CMは、買い物中の少女“エリー”が、店内の隅に「エリーの個人情報オークション」との札が下がったドアを見つけてしまう所からスタート。中に入るとオークションが開かれており、「次の出品はエリーの個人情報。魅力的なデータがそろっています」との掛け声のもと、彼女のメールや購入履歴、取引明細、行動履歴が競売にかけられようとしています。自分のプライバシーに次々と入札の声が上がる中、呆れたエリーは、iphoneの画面上で「Appにトラッキングしないように要求」を選択。指先一つで、会場に集まった競売人やブローカー達を煙のように消してゆき、「プライバシー。これがiPhone」の文章とともにエリーの安心の笑みでCMは締めくくられます。
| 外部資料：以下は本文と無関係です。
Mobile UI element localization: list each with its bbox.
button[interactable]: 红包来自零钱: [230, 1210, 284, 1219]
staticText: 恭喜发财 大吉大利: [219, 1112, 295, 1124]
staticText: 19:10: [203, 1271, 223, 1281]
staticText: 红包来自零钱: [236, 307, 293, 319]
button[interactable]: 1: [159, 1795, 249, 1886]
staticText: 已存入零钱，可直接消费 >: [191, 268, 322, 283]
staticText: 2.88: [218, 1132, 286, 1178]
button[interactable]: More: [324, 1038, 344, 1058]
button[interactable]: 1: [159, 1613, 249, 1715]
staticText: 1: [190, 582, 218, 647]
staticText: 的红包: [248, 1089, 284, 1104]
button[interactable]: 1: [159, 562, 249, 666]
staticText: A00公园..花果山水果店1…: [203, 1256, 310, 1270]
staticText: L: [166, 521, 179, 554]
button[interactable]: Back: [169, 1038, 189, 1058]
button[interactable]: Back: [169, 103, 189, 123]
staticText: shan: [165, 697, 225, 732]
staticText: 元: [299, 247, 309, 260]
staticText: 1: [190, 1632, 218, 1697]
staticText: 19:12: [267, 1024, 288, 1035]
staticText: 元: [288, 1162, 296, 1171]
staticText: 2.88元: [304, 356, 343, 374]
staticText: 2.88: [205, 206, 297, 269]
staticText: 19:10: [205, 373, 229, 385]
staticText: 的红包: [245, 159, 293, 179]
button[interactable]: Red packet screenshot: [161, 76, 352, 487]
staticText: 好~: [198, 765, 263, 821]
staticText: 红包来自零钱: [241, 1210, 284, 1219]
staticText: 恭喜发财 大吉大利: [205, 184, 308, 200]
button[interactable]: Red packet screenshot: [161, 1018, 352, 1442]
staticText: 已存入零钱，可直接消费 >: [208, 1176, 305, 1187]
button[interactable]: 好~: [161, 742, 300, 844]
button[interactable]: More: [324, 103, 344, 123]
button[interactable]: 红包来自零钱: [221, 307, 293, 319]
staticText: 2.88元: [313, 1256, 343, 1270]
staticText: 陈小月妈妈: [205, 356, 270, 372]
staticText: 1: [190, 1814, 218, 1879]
CMの背景で流れているのは、劇伴作曲家として50年代から80年代にかけて活躍したメキシコ人ピアニスト、
エスキベルの「Fantasy」です。50〜60年代に、宇宙をテーマにしたムード・ミュージック “スペース・エイジ・バチェラー・パッド・ミュージック”で人気を博し、ラテン要素をスペイシーかつ洗練されたインスト音楽に落とし込んだ作風で、
マーティン・デニーや
レス・バクスターらと並び、モンド/エキゾチカ・サウンドの巨匠としても挙げられるエスキベル。90年代にはラウンジ・ミュージック・シーンで再評価され、
ステレオラブや
コーネリアスがファンを公言するほか、数多くのアーティストの楽曲にサンプリングで使用されました。
「Fantasy」は、ビッグ・バンドを率いての1959年作『STRINGS AFLAME』(写真)などに収録。
ブラームスのハンガリー舞曲集をベースに、エスキベルらしい妖しくエキゾチックなオーケストラ・アレンジで編曲したもので、個人情報取引の実態をコミカルに描きつつも、知らない間にプライバシーが搾取される気味の悪さを表現した本CMに妙にマッチしています。